Arsa karşılığı inşaat işlerinde vergiyi doğuran olay, müteahhidin arsa karşılığı konut, işyeri gibi bağımsız birimleri arsa sahibine teslimiyle gerçekleşmektedir. Bu tarih itibariyle arsa açısından da vergiyi doğuran olay vuku bulmaktadır. Taşınmazda teslim kural olarak tapuya tescil ile gerçekleşmekle birlikte, tapuya tescilden önce bağımsız birimlerin alıcının tasarrufuna terk edilmesi durumunda da vergiyi doğuran olay gerçekleşmektedir.

Dolayısıyla, arsa sahibinin arsa tesliminin ticari nitelikli olması durumunda arsa için, müteahhidin ise arsa sahibine teslim ettiği bağımsız birimler için, vergiyi doğuran olayın vuku bulduğu tarih itibariyle eş zamanlı olarak fatura düzenlemesi gerekmektedir.

Buna göre; arsanın bir iktisadi işletmeye dahil olması veya arsa sahibinin arsa alım satımını mutad ve sürekli bir faaliyet olarak sürdürmesi halinde, vergiyi doğuran olayın vuku bulduğu tarihte, müteahhide yapılan bu arsa teslimi nedeniyle düzenlenecek faturada arsa karşılığı alınan bağımsız birimlerin emsal bedeli (arsa payı dahil) üzerinden genel oranda KDV hesaplanması gerekmektedir.
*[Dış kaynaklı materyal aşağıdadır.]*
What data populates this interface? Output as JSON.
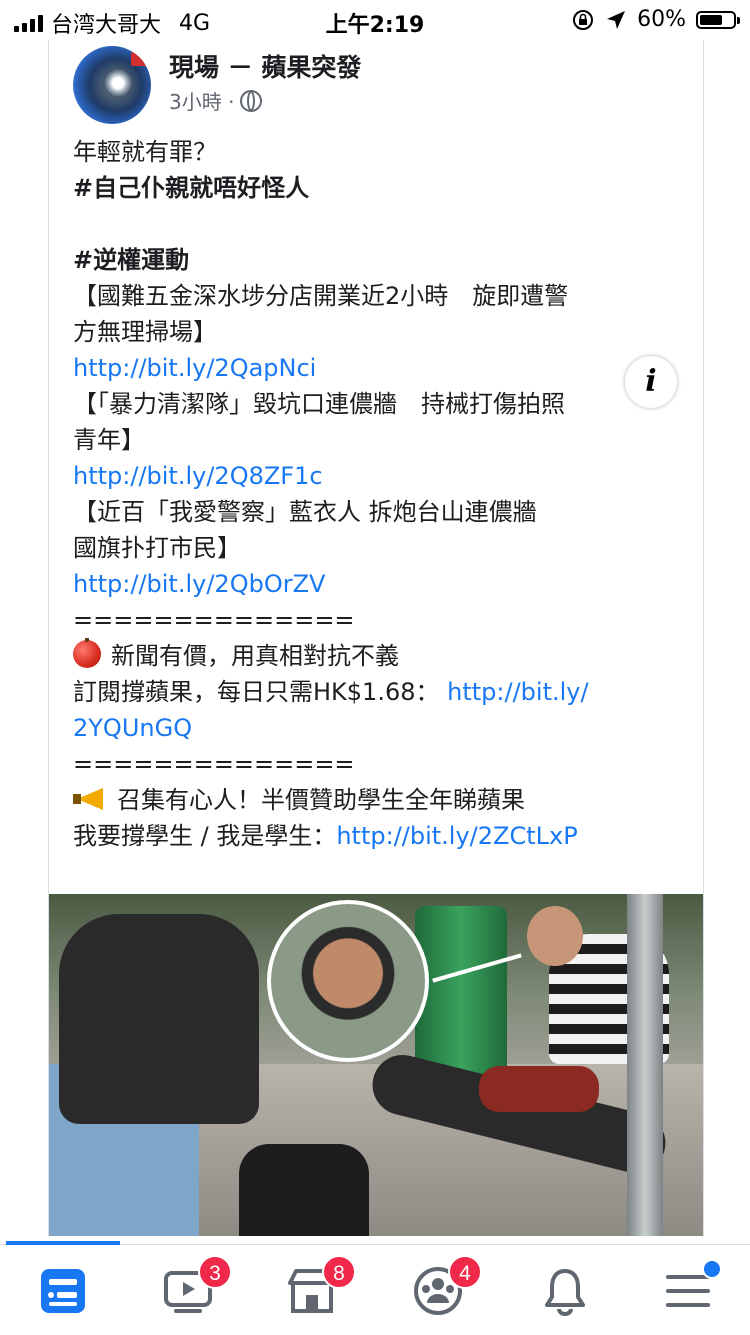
{
  "status_bar": {
    "carrier": "台湾大哥大",
    "network": "4G",
    "time": "上午2:19",
    "battery_percent": "60%",
    "battery_level": 0.6
  },
  "post": {
    "page_name": "現場 － 蘋果突發",
    "time_ago": "3小時 ·",
    "lines": [
      {
        "text": "年輕就有罪？",
        "style": "normal"
      },
      {
        "text": "#自己仆親就唔好怪人",
        "style": "bold"
      },
      {
        "text": "",
        "style": "normal"
      },
      {
        "text": "#逆權運動",
        "style": "bold"
      },
      {
        "text": "【國難五金深水埗分店開業近2小時　旋即遭警",
        "style": "normal"
      },
      {
        "text": "方無理掃場】",
        "style": "normal"
      },
      {
        "text": "http://bit.ly/2QapNci",
        "style": "link"
      },
      {
        "text": "【「暴力清潔隊」毀坑口連儂牆　持械打傷拍照",
        "style": "normal"
      },
      {
        "text": "青年】",
        "style": "normal"
      },
      {
        "text": "http://bit.ly/2Q8ZF1c",
        "style": "link"
      },
      {
        "text": "【近百「我愛警察」藍衣人 拆炮台山連儂牆",
        "style": "normal"
      },
      {
        "text": "國旗扑打市民】",
        "style": "normal"
      },
      {
        "text": "http://bit.ly/2QbOrZV",
        "style": "link"
      },
      {
        "text": "==============",
        "style": "normal"
      }
    ],
    "promo1_text": "新聞有價，用真相對抗不義",
    "promo1_sub": "訂閱撐蘋果，每日只需HK$1.68：",
    "promo1_link_a": "http://bit.ly/",
    "promo1_link_b": "2YQUnGQ",
    "separator2": "==============",
    "promo2_text": "召集有心人！半價贊助學生全年睇蘋果",
    "promo2_sub": "我要撐學生 / 我是學生：",
    "promo2_link": "http://bit.ly/2ZCtLxP",
    "info_label": "i"
  },
  "tab_bar": {
    "tabs": [
      {
        "name": "news-feed",
        "icon": "news-feed-icon",
        "badge": ""
      },
      {
        "name": "watch",
        "icon": "video-icon",
        "badge": "3"
      },
      {
        "name": "marketplace",
        "icon": "marketplace-icon",
        "badge": "8"
      },
      {
        "name": "groups",
        "icon": "groups-icon",
        "badge": "4"
      },
      {
        "name": "notifications",
        "icon": "bell-icon",
        "badge": ""
      },
      {
        "name": "menu",
        "icon": "menu-icon",
        "badge": ""
      }
    ],
    "active_color": "#1877f2",
    "badge_color": "#f02849"
  }
}
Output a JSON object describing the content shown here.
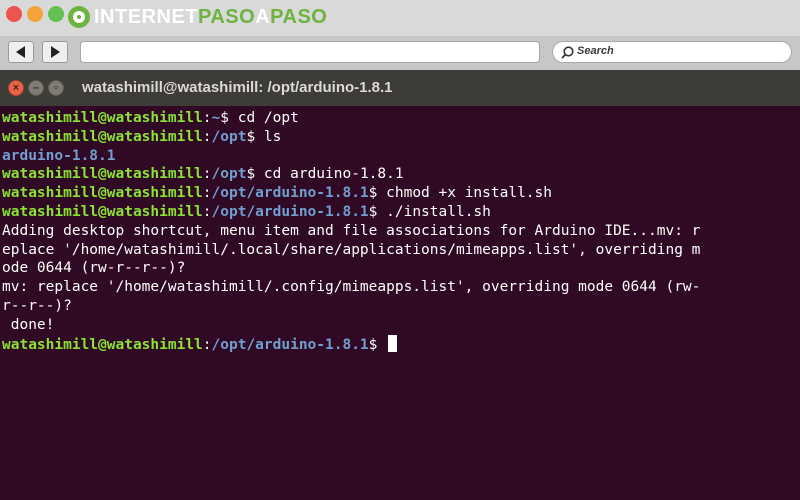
{
  "browser": {
    "logo_text_a": "INTERNET",
    "logo_text_b": "PASO",
    "logo_text_c": "A",
    "logo_text_d": "PASO",
    "search_placeholder": "Search"
  },
  "terminal": {
    "title": "watashimill@watashimill: /opt/arduino-1.8.1",
    "lines": [
      {
        "type": "prompt",
        "user": "watashimill@watashimill",
        "path": "~",
        "cmd": " cd /opt"
      },
      {
        "type": "prompt",
        "user": "watashimill@watashimill",
        "path": "/opt",
        "cmd": " ls"
      },
      {
        "type": "dir",
        "text": "arduino-1.8.1"
      },
      {
        "type": "prompt",
        "user": "watashimill@watashimill",
        "path": "/opt",
        "cmd": " cd arduino-1.8.1"
      },
      {
        "type": "prompt",
        "user": "watashimill@watashimill",
        "path": "/opt/arduino-1.8.1",
        "cmd": " chmod +x install.sh"
      },
      {
        "type": "prompt",
        "user": "watashimill@watashimill",
        "path": "/opt/arduino-1.8.1",
        "cmd": " ./install.sh"
      },
      {
        "type": "output",
        "text": "Adding desktop shortcut, menu item and file associations for Arduino IDE...mv: r"
      },
      {
        "type": "output",
        "text": "eplace '/home/watashimill/.local/share/applications/mimeapps.list', overriding m"
      },
      {
        "type": "output",
        "text": "ode 0644 (rw-r--r--)?"
      },
      {
        "type": "output",
        "text": "mv: replace '/home/watashimill/.config/mimeapps.list', overriding mode 0644 (rw-"
      },
      {
        "type": "output",
        "text": "r--r--)?"
      },
      {
        "type": "output",
        "text": " done!"
      },
      {
        "type": "prompt",
        "user": "watashimill@watashimill",
        "path": "/opt/arduino-1.8.1",
        "cmd": " ",
        "cursor": true
      }
    ],
    "colors": {
      "background": "#300a24",
      "user": "#8ae234",
      "path": "#729fcf",
      "text": "#ffffff"
    }
  }
}
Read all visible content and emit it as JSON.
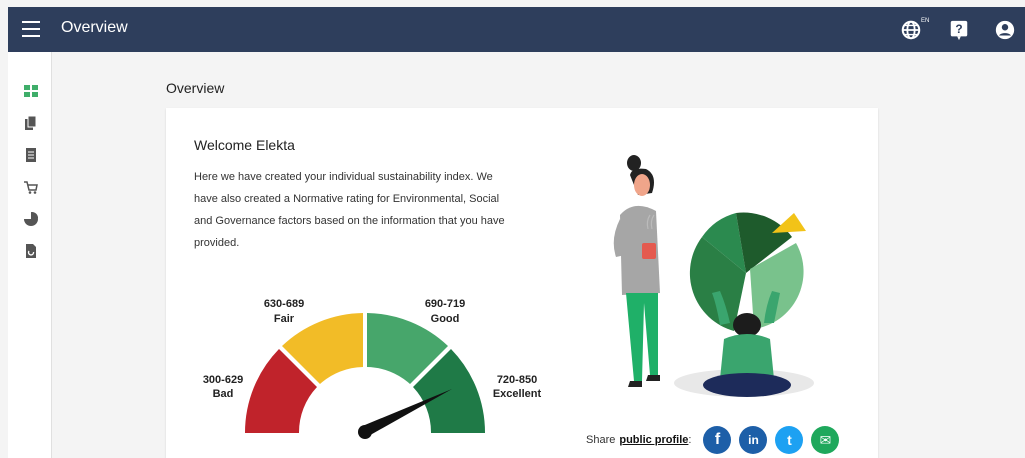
{
  "header": {
    "title": "Overview",
    "lang_badge": "EN"
  },
  "page": {
    "title": "Overview"
  },
  "card": {
    "welcome": "Welcome Elekta",
    "intro": "Here we have created your individual sustainability index. We have also created a Normative rating for Environmental, Social and Governance factors based on the information that you have provided."
  },
  "gauge": {
    "bands": [
      {
        "range": "300-629",
        "label": "Bad",
        "color": "#c0232b"
      },
      {
        "range": "630-689",
        "label": "Fair",
        "color": "#f2bc27"
      },
      {
        "range": "690-719",
        "label": "Good",
        "color": "#47a66b"
      },
      {
        "range": "720-850",
        "label": "Excellent",
        "color": "#1f7a47"
      }
    ]
  },
  "share": {
    "prefix": "Share ",
    "link": "public profile",
    "suffix": ":",
    "icons": [
      {
        "name": "facebook-icon",
        "color": "#1d5fa8",
        "glyph": "f"
      },
      {
        "name": "linkedin-icon",
        "color": "#1d5fa8",
        "glyph": "in"
      },
      {
        "name": "twitter-icon",
        "color": "#1da1f2",
        "glyph": "t"
      },
      {
        "name": "email-icon",
        "color": "#1fa85c",
        "glyph": "✉"
      }
    ]
  },
  "colors": {
    "header_bg": "#2e3e5c",
    "accent": "#3fae6a"
  }
}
Vergiyi doğuran olayın vuku bulduğu tarihte, müteahhitten arsa sahibine yapılacak bağımsız birim teslimleri için müteahhit tarafından düzenlenecek faturada bağımsız birimin niteliğine göre emsal bedeli (arsa payı dahil) üzerinden %1 veya %18 oranında KDV hesaplanması gerekmektedir.” açıklamasına;

(1.8.2) bölümünde ise; “Bağımsız birimlerin üçüncü şahıslara satışında, vergiyi doğuran olayın vuku bulduğu tarihte sadece müteahhit tarafından üçüncü şahıslara fatura düzenlenecek, faturada gösterilen toplam bedel üzerinden bağımsız birimin niteliğine göre %1 veya %18 oranında KDV hesaplanarak beyan edilecektir.

Arsanın bir iktisadi işletmeye dahil olması veya arsa sahibinin arsa alım satımını mutad ve sürekli bir faaliyet olarak sürdürmesi halinde, vergiyi doğuran olayın vuku bulduğu tarih itibariyle hasılattan kendisine kalan pay için müteahhide arsa satış faturası düzenleyecek, fatura bedeli üzerinden genel esaslara göre KDV hesaplayarak beyan edecektir. Arsa tesliminin, KDV’nin konusuna girmemesi veya KDV’den istisna edilmiş olması halinde bu teslimde KDV hesaplanmayacaktır.” açıklamasına yer verilmiştir.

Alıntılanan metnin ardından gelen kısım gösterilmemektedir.